Pasquale Stanislao Mancini's Principle of Nationality in the Argentine Science of International Law Between 19th and 20th Centuries
Peer-reviewed article
DOI:
https://doi.org/10.54103/2464-8914/19258Keywords:
Pasquale Stanislao Mancini, Principle of nationality, Argentinian legal science, Science of the International LawAbstract
The principle of nationality proclaimed by Pasquale Stanislao Mancini in the prolusion of 1851 is one of the many attempts of legal sciences of the nineteenth century to respond to political characters of a specific historical context. This same principle is examined in the pages of the Argentine science of international law in the decades that followed in different ways, amid enthusiastic applause and fierce criticism.
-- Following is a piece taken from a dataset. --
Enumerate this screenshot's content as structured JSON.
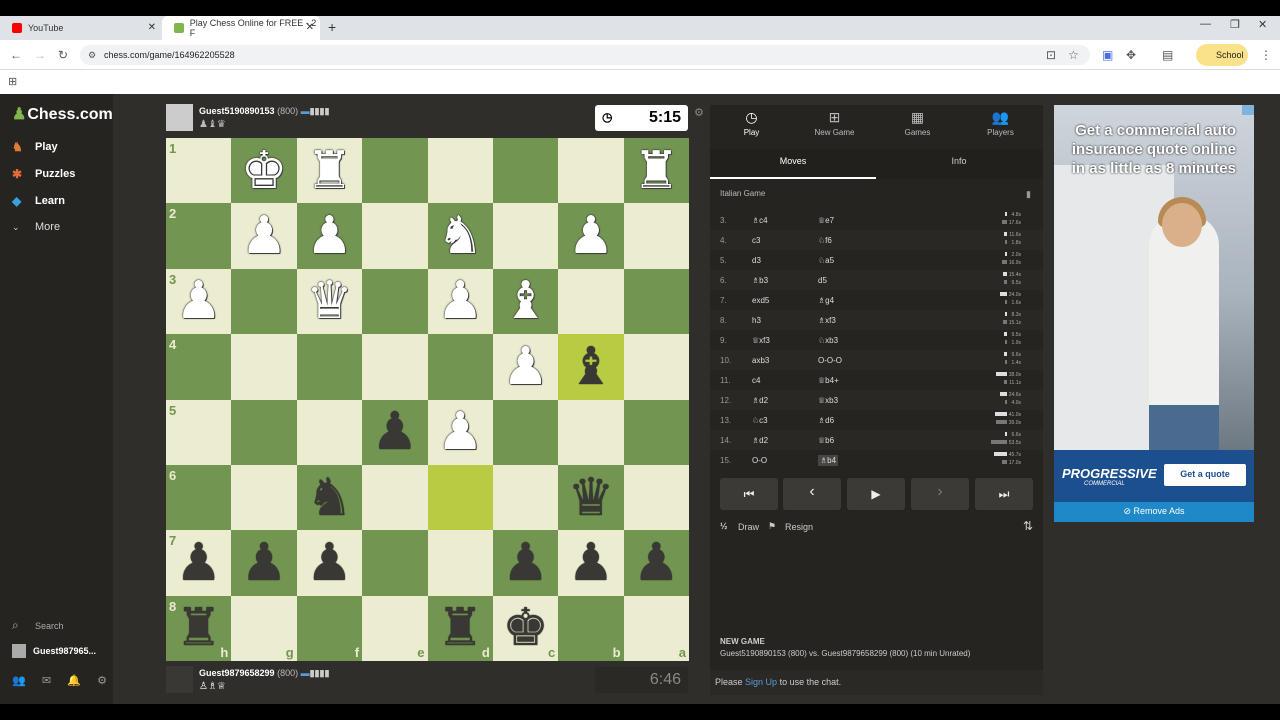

The purpose of this article is to carry out the reconstruction of the path followed by Mancini’s proposal in the debates of Argentine doctrine, between authors both in favor and against, emphasizing the main motivations that led, later during the twentieth century, to its complete rejection and consequent historicization. The hypothesis presented here is that the process of delegitimization and historicization of the Principle in Argentina took place mainly thanks to the peculiarities of the historical formation of this state reality, very distant from those experienced in the constitution of European States such as Italy, ‘cradle’ and at the same time inspiration of the Mancinian proposal.